Once Michel’le formally introduces the film, it gets real immediately, going all the way back to when she was a little girl growing up in a neighborhood where police brutality and the physical assault of women surrounded her. Police brutality and brutality against women are purposely linked. By doing so, it is clear that Michel’le’s story isn’t unique but instead is a cycle. When she, as a little girl, proclaims that no man will ever put his hands on her when she grows up, her grandmother, whom she calls Meme (played quite ably by Donna Biscoe), essentially tells her that black men hitting black women is just how things are. As lofty as it may seem, Surviving Compton aims to raise awareness of that cycle without ever sacrificing the core story.
We’re sucked into the good times rather quickly. Curtis Hamilton plays Dr.
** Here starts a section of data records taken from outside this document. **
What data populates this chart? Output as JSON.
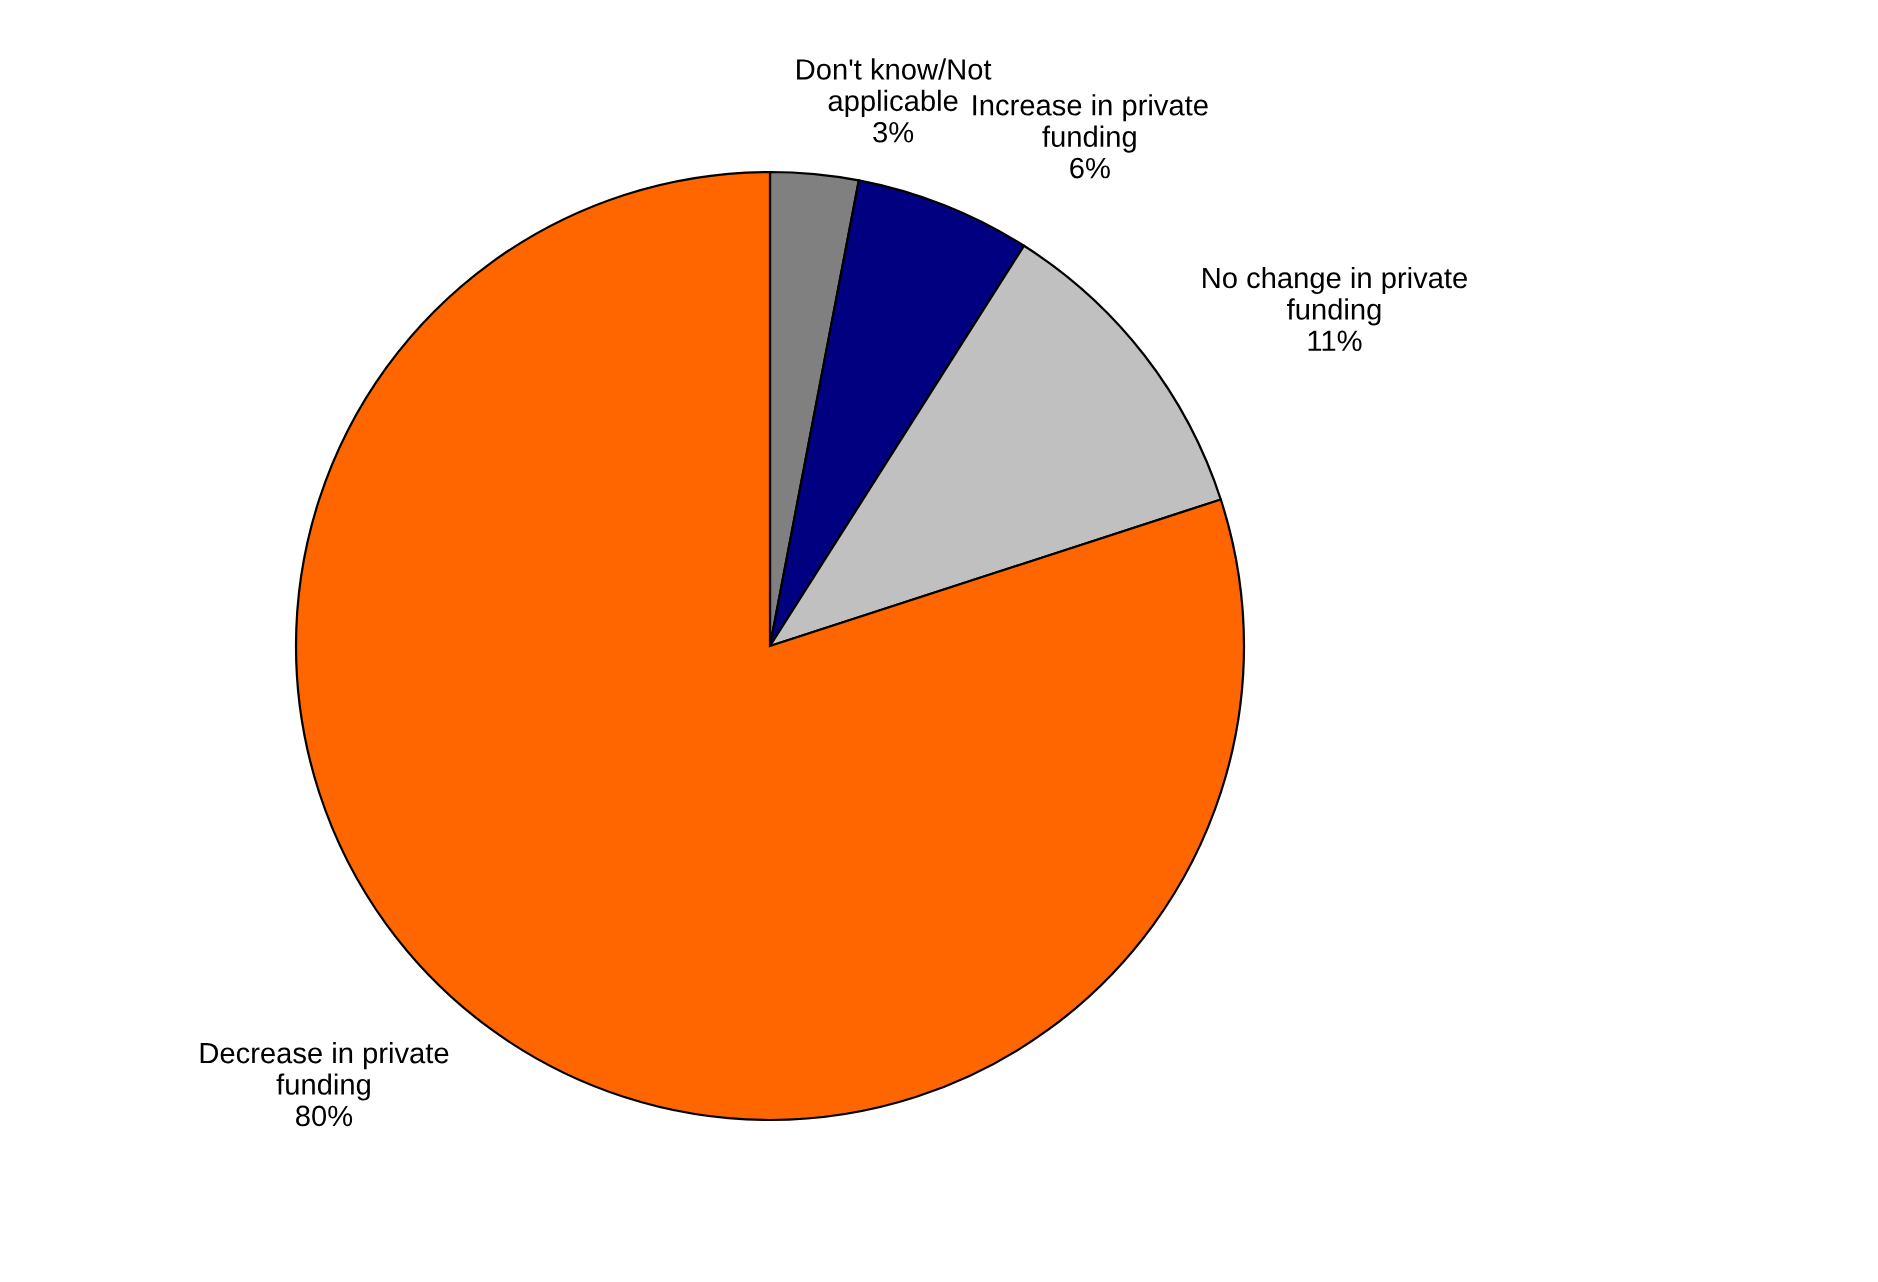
{
  "chart_data": {
    "type": "pie",
    "categories": [
      "Don't know/Not\napplicable",
      "Increase in private\nfunding",
      "No change in private\nfunding",
      "Decrease in private\nfunding"
    ],
    "values": [
      3,
      6,
      11,
      80
    ],
    "colors": [
      "#808080",
      "#000080",
      "#c0c0c0",
      "#ff6600"
    ],
    "value_labels": [
      "3%",
      "6%",
      "11%",
      "80%"
    ]
  }
}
Dre as good-looking and smooth-talking, so we easily understand how the squeaky-voiced Michel’le, portrayed so innocently by Rhyon Nicole Brown, got swept away. We understand how she could still be down even after learning Dre already had baby mamas and multiple kids. We are also caught as off guard as she was when, during a drunken stupor, Dre’s fists violently awaken Michel’le in their bedroom. Initially we assume that Dre’s late-night arrival will result in drunken sex. Never are we prepared for Dre to beat Michel’le so brutally. It’s startling.
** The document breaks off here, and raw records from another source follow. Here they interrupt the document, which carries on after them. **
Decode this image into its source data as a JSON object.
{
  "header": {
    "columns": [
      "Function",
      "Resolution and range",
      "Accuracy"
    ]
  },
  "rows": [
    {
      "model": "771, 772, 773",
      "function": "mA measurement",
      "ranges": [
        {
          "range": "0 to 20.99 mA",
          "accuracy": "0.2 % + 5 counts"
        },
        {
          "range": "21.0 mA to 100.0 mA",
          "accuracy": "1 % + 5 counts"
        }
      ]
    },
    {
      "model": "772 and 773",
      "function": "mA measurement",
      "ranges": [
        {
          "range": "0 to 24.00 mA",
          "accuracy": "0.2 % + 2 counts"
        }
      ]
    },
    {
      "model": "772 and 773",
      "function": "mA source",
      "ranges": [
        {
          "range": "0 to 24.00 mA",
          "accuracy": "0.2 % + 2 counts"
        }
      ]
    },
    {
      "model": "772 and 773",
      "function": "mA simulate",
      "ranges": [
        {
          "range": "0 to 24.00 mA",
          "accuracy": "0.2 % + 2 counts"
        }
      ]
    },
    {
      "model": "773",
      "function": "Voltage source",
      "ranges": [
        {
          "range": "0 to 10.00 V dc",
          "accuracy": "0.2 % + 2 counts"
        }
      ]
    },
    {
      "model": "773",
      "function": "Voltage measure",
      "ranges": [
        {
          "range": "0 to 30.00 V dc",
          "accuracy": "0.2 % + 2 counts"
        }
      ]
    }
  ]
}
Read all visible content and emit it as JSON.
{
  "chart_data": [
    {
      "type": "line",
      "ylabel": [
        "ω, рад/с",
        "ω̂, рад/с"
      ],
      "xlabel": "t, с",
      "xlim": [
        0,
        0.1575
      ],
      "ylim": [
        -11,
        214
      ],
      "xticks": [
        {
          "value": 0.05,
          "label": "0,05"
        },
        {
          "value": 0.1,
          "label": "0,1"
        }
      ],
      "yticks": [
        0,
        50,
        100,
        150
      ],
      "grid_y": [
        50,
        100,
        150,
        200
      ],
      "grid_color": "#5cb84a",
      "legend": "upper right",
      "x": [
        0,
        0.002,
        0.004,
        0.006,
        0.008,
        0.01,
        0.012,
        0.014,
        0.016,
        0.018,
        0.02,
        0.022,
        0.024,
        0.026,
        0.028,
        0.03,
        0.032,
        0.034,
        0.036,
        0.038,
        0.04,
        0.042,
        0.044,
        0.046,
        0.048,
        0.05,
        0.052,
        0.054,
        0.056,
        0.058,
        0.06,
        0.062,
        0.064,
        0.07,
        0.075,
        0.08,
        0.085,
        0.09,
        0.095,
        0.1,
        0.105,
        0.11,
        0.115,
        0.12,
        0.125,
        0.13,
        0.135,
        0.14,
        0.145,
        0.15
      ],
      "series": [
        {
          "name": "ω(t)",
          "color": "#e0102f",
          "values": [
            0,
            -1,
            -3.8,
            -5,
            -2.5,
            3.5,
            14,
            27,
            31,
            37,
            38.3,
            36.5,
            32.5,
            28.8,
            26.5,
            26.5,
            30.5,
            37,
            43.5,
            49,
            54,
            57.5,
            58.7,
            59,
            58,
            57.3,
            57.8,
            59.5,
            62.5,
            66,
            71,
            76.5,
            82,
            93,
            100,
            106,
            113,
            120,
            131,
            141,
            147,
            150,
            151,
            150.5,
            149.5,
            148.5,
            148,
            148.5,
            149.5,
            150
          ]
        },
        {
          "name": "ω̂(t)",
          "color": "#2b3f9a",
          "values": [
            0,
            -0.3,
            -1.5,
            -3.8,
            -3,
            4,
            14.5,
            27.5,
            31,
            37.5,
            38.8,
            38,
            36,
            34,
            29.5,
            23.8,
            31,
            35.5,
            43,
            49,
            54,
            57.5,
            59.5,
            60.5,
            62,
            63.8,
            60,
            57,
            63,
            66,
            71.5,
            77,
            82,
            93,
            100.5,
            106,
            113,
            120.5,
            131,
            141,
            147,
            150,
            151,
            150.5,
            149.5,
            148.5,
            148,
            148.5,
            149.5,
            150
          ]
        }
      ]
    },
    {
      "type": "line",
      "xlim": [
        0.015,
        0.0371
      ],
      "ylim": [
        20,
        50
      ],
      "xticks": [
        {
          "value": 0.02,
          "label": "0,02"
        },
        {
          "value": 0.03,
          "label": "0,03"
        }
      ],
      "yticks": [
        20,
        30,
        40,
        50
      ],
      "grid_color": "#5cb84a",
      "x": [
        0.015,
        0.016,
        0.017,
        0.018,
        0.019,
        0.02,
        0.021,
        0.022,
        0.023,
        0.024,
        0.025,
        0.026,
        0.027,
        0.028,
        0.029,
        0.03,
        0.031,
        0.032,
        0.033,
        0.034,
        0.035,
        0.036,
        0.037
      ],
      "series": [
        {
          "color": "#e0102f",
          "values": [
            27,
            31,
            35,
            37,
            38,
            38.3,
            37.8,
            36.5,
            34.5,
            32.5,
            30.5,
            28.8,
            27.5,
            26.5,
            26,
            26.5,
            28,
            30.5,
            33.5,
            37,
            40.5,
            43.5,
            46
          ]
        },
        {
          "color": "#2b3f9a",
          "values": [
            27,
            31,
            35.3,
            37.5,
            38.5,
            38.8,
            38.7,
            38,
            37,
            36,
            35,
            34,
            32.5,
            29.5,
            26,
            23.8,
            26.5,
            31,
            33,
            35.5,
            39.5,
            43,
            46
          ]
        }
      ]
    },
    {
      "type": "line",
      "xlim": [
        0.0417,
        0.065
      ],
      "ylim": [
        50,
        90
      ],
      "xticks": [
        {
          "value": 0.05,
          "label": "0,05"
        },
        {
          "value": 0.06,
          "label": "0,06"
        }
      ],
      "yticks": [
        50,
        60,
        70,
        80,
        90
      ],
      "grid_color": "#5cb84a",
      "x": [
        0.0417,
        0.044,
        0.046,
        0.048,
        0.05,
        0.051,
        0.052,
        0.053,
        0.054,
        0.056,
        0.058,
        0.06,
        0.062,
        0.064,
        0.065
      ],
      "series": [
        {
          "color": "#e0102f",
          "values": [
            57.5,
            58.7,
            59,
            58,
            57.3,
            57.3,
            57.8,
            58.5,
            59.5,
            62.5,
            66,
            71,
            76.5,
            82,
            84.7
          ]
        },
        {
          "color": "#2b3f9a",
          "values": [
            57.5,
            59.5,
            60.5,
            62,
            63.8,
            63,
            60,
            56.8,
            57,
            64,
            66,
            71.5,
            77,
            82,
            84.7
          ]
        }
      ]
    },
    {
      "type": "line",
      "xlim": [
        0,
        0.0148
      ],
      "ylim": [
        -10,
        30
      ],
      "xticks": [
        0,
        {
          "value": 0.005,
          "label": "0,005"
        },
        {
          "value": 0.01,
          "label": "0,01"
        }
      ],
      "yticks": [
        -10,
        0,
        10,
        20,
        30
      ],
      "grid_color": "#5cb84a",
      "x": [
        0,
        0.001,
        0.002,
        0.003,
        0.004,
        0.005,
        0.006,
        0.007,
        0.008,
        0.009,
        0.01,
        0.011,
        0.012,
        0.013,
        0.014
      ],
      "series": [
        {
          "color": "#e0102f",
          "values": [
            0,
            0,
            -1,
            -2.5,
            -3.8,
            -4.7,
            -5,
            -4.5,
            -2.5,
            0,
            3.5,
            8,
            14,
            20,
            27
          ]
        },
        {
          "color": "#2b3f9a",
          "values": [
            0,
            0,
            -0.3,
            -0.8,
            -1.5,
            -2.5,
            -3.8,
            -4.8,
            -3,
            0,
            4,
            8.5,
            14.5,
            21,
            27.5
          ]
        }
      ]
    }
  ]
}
“Everyone said I should have left then. Should have got out while I still had one eye working. He was crying, he was crying,” a real-life Michel’le says, teary-eyed, “but I couldn’t leave Dre then. I kept hearing Meme telling me how it was in a man’s nature to hurt the one he loved.”
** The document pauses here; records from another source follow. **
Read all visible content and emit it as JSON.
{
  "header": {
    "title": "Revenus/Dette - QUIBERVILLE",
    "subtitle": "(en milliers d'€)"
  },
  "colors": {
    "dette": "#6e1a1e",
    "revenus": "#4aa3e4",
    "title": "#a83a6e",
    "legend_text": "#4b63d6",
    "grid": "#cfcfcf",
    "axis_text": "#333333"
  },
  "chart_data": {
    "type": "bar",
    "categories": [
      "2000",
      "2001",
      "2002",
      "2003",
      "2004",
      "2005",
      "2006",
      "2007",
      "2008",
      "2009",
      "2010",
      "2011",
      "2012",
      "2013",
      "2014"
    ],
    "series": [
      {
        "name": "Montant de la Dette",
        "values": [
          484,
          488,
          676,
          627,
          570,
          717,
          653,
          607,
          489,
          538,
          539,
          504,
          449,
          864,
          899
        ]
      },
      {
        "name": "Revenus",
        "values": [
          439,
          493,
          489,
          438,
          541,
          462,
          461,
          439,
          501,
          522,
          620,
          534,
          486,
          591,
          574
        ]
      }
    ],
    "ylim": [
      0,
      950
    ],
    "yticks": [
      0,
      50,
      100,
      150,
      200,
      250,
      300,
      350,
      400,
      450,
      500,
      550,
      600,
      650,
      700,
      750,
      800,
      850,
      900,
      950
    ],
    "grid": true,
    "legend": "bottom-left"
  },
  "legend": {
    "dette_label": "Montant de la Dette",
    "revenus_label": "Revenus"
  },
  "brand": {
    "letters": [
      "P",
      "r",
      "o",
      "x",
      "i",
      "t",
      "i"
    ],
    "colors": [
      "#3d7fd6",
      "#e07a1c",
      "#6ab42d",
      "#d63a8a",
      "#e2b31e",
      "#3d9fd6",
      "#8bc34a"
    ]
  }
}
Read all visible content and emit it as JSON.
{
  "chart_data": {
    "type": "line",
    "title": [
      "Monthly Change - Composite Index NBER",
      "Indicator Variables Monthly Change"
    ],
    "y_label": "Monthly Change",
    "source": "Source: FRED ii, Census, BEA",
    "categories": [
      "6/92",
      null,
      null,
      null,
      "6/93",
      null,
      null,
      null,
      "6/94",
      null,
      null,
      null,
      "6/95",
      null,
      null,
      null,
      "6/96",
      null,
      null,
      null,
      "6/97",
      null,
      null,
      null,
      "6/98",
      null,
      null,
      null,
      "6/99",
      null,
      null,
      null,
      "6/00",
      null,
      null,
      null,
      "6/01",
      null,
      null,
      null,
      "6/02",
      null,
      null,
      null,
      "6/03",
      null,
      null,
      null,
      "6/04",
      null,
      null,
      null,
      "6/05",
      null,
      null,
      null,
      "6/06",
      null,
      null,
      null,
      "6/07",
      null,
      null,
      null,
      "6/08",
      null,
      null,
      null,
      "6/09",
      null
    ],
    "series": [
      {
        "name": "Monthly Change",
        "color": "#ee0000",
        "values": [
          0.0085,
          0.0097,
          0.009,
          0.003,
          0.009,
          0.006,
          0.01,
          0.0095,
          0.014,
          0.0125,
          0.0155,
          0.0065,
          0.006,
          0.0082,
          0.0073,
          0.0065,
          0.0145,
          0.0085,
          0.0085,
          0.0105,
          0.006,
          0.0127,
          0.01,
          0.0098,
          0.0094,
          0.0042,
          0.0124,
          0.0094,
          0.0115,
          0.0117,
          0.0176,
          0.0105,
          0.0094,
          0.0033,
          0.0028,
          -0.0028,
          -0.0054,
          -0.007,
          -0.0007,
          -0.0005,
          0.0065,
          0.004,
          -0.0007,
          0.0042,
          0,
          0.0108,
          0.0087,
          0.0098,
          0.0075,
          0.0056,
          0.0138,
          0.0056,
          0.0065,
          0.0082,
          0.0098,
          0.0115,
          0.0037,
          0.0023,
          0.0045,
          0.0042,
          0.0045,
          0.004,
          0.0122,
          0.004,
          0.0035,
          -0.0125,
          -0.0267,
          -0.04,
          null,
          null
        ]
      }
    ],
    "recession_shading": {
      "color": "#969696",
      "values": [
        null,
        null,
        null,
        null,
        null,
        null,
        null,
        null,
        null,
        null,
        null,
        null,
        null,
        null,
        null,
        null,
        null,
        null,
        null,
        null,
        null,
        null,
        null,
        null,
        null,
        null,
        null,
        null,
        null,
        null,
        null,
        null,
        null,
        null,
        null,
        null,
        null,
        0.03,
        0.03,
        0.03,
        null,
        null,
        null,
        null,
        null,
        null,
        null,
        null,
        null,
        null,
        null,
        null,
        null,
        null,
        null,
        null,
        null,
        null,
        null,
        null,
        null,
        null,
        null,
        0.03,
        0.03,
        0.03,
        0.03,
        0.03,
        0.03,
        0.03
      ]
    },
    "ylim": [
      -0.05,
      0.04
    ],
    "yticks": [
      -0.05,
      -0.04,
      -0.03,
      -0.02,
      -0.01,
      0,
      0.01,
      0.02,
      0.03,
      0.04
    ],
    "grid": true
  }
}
Standing alongside her TV-film self as she tries to use makeup to hide the ugliness, Michel’le, in Surviving Compton, delivers a brilliant and searing commentary on rap’s unsettling allegiance to misogyny:
Women been singing their pain for as long as there’s been music. Women’s voices let the world know exactly what hurt them and why. But, in rap, the women stopped singing and without their voices to anchor their truths, the women were just bitches to be slapped and/or hoes to be passed around. Rap was about rage, not beauty. Rap hated most women because it had to hurt somebody, and it did.
Surviving Compton is full of the tea that shows the complication of being a pawn caught between two well-known men’s egos and forces way beyond your control.
There’s a reason that Michel’le’s hits “No More Lies” and “Something in My Heart” still resonate almost 30 years later. Urban-black-girl trauma is very real, and Surviving Compton is a case in point. Michel’le’s harrowing tale of unlikely survival may not change the world overnight, but it thankfully steers the conversation in the right direction.
Black girls may be magic, but black boys get all the shine and far too often aren’t held accountable for the hurt they cause along the way.
Dr. Dre is reportedly backpedaling, denying that he ever physically abused Michel’le, and issued a cease and desist order through his legal team to stop the film. Surviving Compton doesn’t take away from his notable accomplishments in music in the least. As Michel’le tells Jerry Heller in the film, “Life ain’t perfect, but all dreams cost something.”
Surviving Compton shows the price that not just one woman paid but far too many black girls are still paying.
Surviving Compton premieres on Lifetime Oct. 15 at 8 p.m. ET.